Sv39 provides 39-bit virtual addresses with a 512 GB address space, using three-level page tables. Each level has 512 entries indexed by 9-bit VPN fields. Page Table Entries (PTEs) are 64 bits, containing a 44-bit physical page number and 8 flag bits (V, R, W, X, U, G, A, D). Leaf PTEs at level 0 map 4 KB pages. Leaf PTEs at higher levels create superpages: 2 MB at level 1, 1 GB at level 2.
Sv48 extends this to 48-bit virtual addresses with a 256 TB address space, using four-level page tables. The additional level provides more address space at the cost of one extra memory access per translation. Sv48 is needed for large databases, scientific computing, and systems requiring very large address spaces.
The Translation Lookaside Buffer (TLB) caches recent address translations, avoiding expensive page table walks. TLB entries are tagged with ASID to distinguish different address spaces. The SFENCE.VMA instruction flushes TLB entries, with optional parameters to flush specific virtual addresses or ASIDs. Efficient TLB management is critical for performance—unnecessary flushes cause expensive page table walks.
Page faults occur when the hardware cannot complete a translation: invalid PTEs (V=0), permission violations (accessing a page without R/W/X permission), or privilege violations (U-mode accessing a non-U page). The OS page fault handler can implement demand paging (allocate and load pages on first access), copy-on-write (share pages until written), and memory-mapped files (map file contents into address space).

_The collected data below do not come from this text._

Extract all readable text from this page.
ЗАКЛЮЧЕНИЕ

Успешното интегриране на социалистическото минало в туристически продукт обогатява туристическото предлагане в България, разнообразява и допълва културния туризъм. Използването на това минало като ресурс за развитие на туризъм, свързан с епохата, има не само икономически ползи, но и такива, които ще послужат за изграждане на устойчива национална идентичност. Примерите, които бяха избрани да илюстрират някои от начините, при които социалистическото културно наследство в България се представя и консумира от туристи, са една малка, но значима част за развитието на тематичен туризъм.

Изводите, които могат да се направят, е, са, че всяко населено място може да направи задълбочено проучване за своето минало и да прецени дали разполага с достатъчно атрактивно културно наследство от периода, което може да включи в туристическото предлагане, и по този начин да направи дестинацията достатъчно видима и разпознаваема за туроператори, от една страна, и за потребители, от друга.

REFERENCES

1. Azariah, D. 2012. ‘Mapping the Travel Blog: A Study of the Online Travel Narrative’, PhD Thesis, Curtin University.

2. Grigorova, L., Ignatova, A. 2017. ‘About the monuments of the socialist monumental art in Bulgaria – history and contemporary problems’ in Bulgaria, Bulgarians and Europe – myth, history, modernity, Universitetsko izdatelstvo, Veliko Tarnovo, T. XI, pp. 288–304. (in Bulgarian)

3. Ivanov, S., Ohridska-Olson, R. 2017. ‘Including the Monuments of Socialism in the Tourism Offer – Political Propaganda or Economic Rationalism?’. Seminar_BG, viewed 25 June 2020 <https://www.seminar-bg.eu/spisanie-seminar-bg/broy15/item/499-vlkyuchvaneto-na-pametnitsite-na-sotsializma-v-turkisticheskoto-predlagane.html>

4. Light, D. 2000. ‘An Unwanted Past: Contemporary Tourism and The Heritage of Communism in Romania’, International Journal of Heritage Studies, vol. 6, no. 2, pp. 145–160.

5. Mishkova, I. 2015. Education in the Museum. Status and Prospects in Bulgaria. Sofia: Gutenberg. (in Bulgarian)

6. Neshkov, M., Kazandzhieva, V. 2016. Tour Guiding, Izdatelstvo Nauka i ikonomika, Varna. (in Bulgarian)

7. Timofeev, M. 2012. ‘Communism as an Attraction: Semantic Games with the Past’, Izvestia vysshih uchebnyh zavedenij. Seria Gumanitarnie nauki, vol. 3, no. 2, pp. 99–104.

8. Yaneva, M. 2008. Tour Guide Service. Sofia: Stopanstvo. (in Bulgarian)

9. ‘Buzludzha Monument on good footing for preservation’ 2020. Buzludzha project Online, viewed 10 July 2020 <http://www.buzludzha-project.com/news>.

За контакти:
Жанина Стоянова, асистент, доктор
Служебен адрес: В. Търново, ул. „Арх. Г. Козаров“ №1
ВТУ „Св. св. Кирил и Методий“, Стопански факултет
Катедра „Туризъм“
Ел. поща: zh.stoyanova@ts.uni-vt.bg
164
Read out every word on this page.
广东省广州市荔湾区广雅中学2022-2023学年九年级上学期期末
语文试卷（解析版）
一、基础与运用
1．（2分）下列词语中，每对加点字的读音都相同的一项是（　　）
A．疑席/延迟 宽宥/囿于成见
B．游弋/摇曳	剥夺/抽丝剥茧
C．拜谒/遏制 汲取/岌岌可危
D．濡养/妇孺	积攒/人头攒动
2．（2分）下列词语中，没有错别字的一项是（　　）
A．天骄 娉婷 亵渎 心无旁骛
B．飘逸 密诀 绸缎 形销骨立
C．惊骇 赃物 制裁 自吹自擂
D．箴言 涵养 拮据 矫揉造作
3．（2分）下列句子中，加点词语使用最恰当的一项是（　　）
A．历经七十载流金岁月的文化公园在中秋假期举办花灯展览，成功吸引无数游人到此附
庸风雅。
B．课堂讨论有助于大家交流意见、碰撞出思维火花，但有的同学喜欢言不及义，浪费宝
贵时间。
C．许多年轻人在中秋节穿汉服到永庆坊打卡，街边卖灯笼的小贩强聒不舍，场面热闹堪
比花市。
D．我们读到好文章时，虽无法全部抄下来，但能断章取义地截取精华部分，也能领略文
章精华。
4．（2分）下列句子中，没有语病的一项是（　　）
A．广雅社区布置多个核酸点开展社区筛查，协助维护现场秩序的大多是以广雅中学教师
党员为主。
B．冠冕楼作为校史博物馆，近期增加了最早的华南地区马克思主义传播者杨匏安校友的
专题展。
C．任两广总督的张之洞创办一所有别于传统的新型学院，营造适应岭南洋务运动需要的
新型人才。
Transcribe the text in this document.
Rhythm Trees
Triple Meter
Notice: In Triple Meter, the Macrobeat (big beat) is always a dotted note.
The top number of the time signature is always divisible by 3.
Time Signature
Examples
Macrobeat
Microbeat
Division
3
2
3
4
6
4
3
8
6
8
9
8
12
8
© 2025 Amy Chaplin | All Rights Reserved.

Physical Memory Protection (PMP) provides memory protection without virtual memory, essential for embedded systems and M-mode firmware. PMP uses CSRs (pmpcfg0-15, pmpaddr0-63) to define up to 64 memory regions with access permissions (R, W, X) and address matching modes (OFF, TOR, NA4, NAPOT). PMP checks occur in parallel with virtual memory translation, protecting against both user programs and S-mode OS bugs.
Compared to ARM’s translation system, RISC-V’s is simpler and more regular. ARM uses complex descriptor formats with multiple page sizes and attributes. RISC-V uses a single PTE format with clean flag bits. ARM’s ASID is 16 bits; RISC-V’s is 16 bits in Sv39 and 9 bits in Sv48. Both support superpages, but RISC-V’s approach is more uniform—any level can be a leaf.
RISC-V’s virtual memory design reflects its philosophy: provide a clean, minimal mechanism that’s easy to implement and understand, while supporting the features needed for modern operating systems. The result is a system that’s simpler than ARM’s but equally capable for most applications.